Data Logistics and the CMS Analysis Model
Managan, Julie E.
The Compact Muon Solenoid Experiment (CMS) at the Large Hadron Collider (LHC) at CERN has brilliant prospects for uncovering new information about the physical structure of our universe. Soon physicists around the world will participate together in analyzing CMS data in search of new physics phenomena and the Higgs Boson. However, they face a significant problem: with 5 Petabytes of data needing distribution each year, how will physicists get the data they need? How and where will they be able to analyze it? Computing resources and scientists are scattered around the world, while CMS data exists in localized chunks. The CMS computing model only allows analysis of locally stored data, "tethering" analysis to storage. The Vanderbilt CMS team is actively working to solve this problem with the Research and Education Data Depot Network (REDDnet), a program run by Vanderbilt's Advanced Computing Center for Research and Education (ACCRE).

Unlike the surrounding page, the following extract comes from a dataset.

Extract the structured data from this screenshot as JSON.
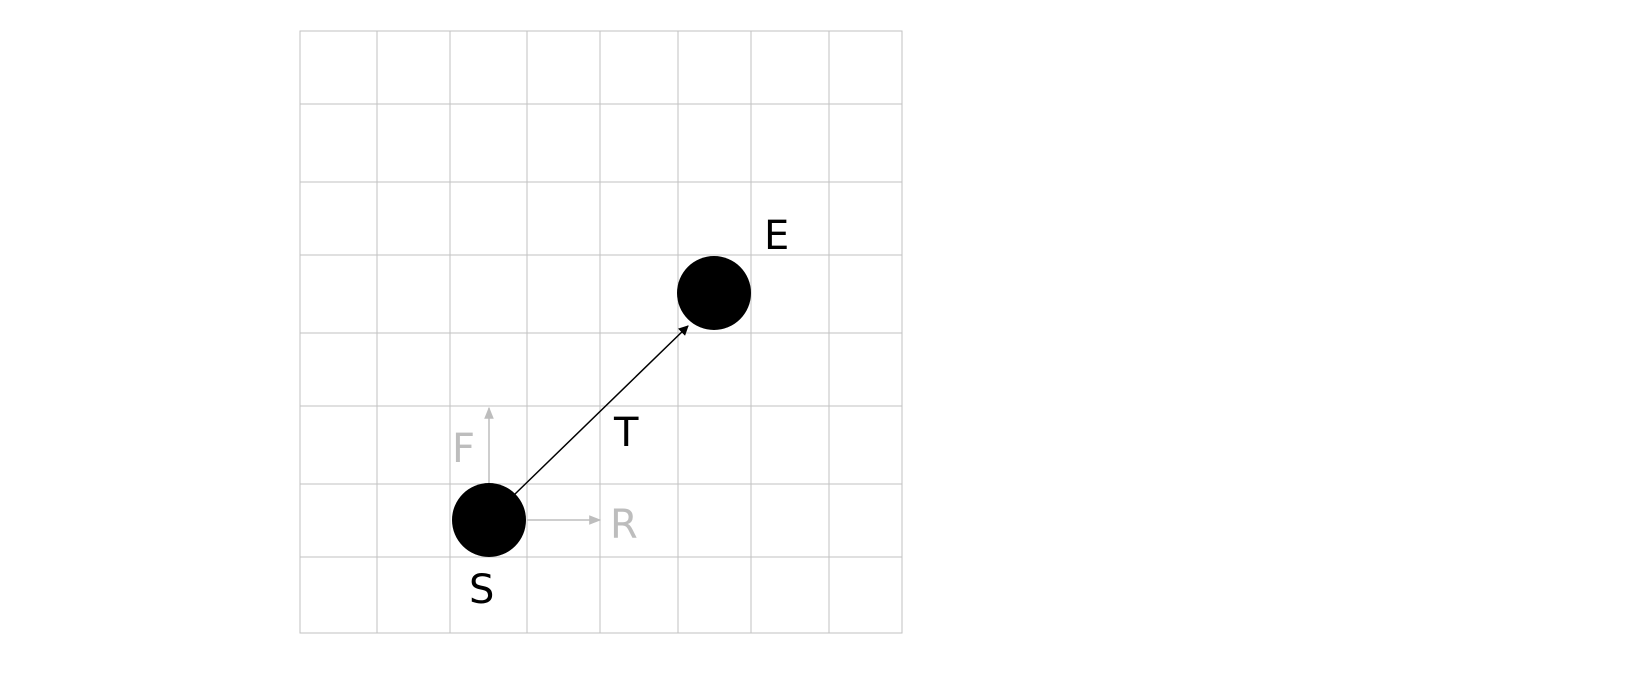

I participated in this effort by testing data transfers into REDDnet via the gridFTP server, a File Transfer Protocol which incorporates an LHC Computing Grid security layer. I created a test suite which helped identify and solve a large number of problems with gridFTP. Once optimized, I achieved sustained throughputs of 700-800 Megabits per second (Mbps) over a 1 Gigabit per second (Gbps) connection, with remarkably few failures. GridFTP is the gateway between REDDnet and CMS, and my tests were designed to exercise and harden this important tool. My results support other indications that the REDDnet system will be a successful solution to the limitations of data-tethering in the CMS computing model.